Golden Reign Resources Ltd. (TSX-V: GRR) (the “Company” or “Golden Reign”) is pleased to announce that it has closed the first tranche of its previously announced non-brokered private placement (the “Offering”) consisting of 7,181,575 common shares at a price of $0.22 per share to raise gross proceeds of $1,579,946. In connection with the first tranche of the Offering, the Company has agreed to pay finder’s fees of $51,001 cash and 154,483 warrants priced at $0.22 per share exercisable for a period of eighteen (18) months. The common shares issued pursuant to this private placement are subject to a four month hold period. The first tranche of the Offering and payment of the finder’s fees have been accepted by the TSX Venture Exchange.
Golden Reign is also pleased to announce that due to demand from potential investors the Offering has been increased by $2,200,000 or 10,000,000 common shares.
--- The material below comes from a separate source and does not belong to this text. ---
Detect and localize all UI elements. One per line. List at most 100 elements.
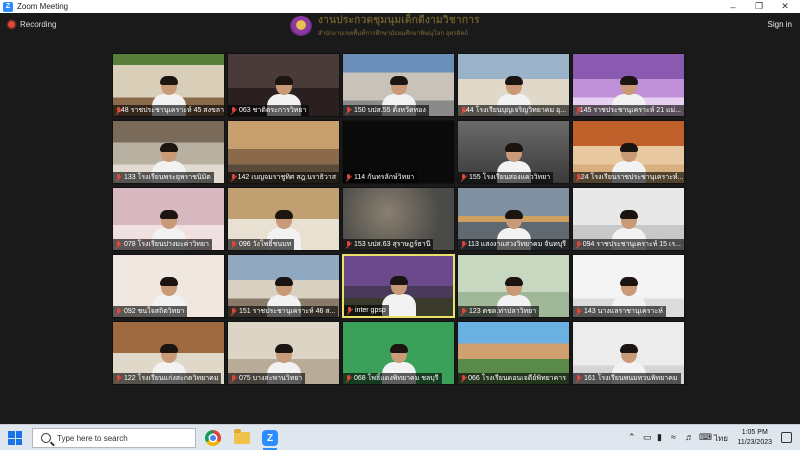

In aggregate, Golden Reign may issue up to 19,545,455 common shares at a price of $0.22 per share (“Issue Price”) under the Offering, for gross proceeds of up to $4,300,000. Finder’s fees of 6% cash and 7% finder’s warrants (“Finder’s Warrants”) may become payable in connection with the second tranche of the Offering. Each Finder’s Warrant will entitle the holder thereof to purchase one common share at an exercise price equal to the Issue Price for a period of eighteen (18) months from the date of closing.
The Company expects to close the second tranche of the Offering on or before January 15, 2017, subject to certain conditions, including, but not limited to, the receipt of all necessary approvals including the approval of the TSX Venture Exchange. All securities issued in connection with this tranche of the Offering will be subject to a four month hold period from the date of closing, in accordance with applicable Canadian securities laws.
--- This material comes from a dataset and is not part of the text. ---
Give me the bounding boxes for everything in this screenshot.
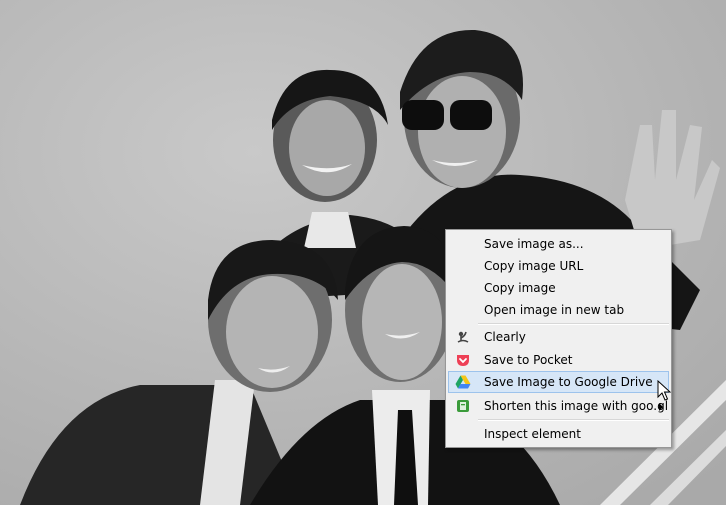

The net proceeds from the Offering will be used for working capital, general corporate purposes and to accelerate exploration on targets outside of the San Albino area.
Insider Participation in Offering
John Conlon, Abraham Jonker and Leonard Dennis participated in the private placement by subscribing for an aggregate of 1,868,183 common shares for aggregate proceeds of $411,000. The participation by the directors is considered a “related party transaction” as defined under Multilateral Instrument 61-101 (“MI 61-101”). The transaction is exempt from the formal valuation and minority shareholder approval requirements under MI 61-101 as neither the fair market value of the units issued to, nor the consideration paid by, the related parties exceeded 25% of the Company’s market capitalization.
On behalf of the Board,
Kim Evans, CPA, CGA
For additional information please visit our website at www.goldenreign.com and SEDAR www.sedar.com.
Forward-Looking Statements: Some of the statements contained herein may be forward-looking statements which involve known and unknown risks and uncertainties. Such forward-looking statements are subject to a variety of risks and uncertainties which could cause actual events or results to differ materially from those reflected in the forward-looking statements, including, without limitation, risks and uncertainties relating to political risks involving the Company’s exploration and development of mineral properties interests, the inherent uncertainty of cost estimates and the potential for unexpected costs and expenses, commodity price fluctuations, the inability or failure to obtain adequate financing on a timely basis and other risks and uncertainties. Such information contained herein represents management’s best judgment as of the date hereof, based on information currently available.
The TSX Venture Exchange has not reviewed and does not accept responsibility for the adequacy or accuracy of this news release.